Yes, that sounds right - but in that case they are making a misleading claim because it has very little to do with radiator foil.
#36
Jeezeypeeps
Compete waste of money.The great proportion of heat produced by domestic radiator is from convection, not radiation.

I suppose if you want to waste money, this is a cheap option; but I would suggest that not wasting money on scientifically dubious 'solutions' to problems that don't exist is probably a better idea :roll:


Yep.

Radiators generally do not radiate. They are white which you should all know is a very poor radiator (compare black stone to white stone on beach on sunny day).

Heat rises and therefore radiators create convection currents.

It is not radiation that is losing heat out of walls. They will conduct a very small amount out but there's not alot you can do about that other than cavity wall insulation.

100% of heat energy is lost from a heated room, probably 70% through the ceiling and 30% through the walls, that energy has to go somewhere. If you heated a room up and left it with the door closed for a week the heat would have escaped wouldn't it? The room wouldn't still be hot.
#37
I'm with the skeptics here. Radiators are actually 'convectors'.

see http://www.diyfixit.co.uk/diy/centralheating/radiators/radiators.html

As such they require that gap behind them and blocking that (even a bit) probably does more harm that good.
#38
bigcheese1
so maybe the radiated heat is the more important element.


White radiators hardly radiate at all.

Does anyone think using tin foil (or similar substance) will actually slow down the temperature loss through it?

Think of it this way, heat one side of a bit of tin foil with a blowtorch, how long until the heat reaches the other side?
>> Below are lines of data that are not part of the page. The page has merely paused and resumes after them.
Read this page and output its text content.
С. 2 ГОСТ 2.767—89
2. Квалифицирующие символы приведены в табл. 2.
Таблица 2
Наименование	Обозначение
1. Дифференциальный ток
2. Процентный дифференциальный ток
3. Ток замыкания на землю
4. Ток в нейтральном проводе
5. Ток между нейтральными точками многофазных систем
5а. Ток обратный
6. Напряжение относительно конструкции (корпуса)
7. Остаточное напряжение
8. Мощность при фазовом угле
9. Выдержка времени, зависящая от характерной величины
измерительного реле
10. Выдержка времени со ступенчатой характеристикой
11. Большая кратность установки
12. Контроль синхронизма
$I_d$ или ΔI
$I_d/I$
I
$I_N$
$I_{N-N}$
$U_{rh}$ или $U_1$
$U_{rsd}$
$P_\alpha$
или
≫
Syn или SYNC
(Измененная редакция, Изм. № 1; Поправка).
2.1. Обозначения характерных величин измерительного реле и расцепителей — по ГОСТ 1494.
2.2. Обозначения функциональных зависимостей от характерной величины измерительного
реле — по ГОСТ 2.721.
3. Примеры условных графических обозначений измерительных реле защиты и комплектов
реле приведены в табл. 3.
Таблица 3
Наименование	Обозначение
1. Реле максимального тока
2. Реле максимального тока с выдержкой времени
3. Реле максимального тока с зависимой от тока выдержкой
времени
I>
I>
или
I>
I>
Almost instantly, it's a good conductor, so it's not doing anything to slow down the heat loss through it.

Now take a brick and heat one side with a blow torch, how long until the other side gets hot? A long time, because it's a poor conductor, it's slowing down the heat lost through it. (credit to whoever posted this example a few months ago)
#39
Hillarious, even though these have been argued as completely pointless through scientific reason - they are still voted HOT!!!

LMAO
#40
Benjimoron
White radiators hardly radiate at all.



White paint has a high emissivity: it is reflective in the visible but not in the IR

It doesn't make much difference what colour you paint your radiator unless you paint it with metalic paint. About 1/3 of the heat is radiated.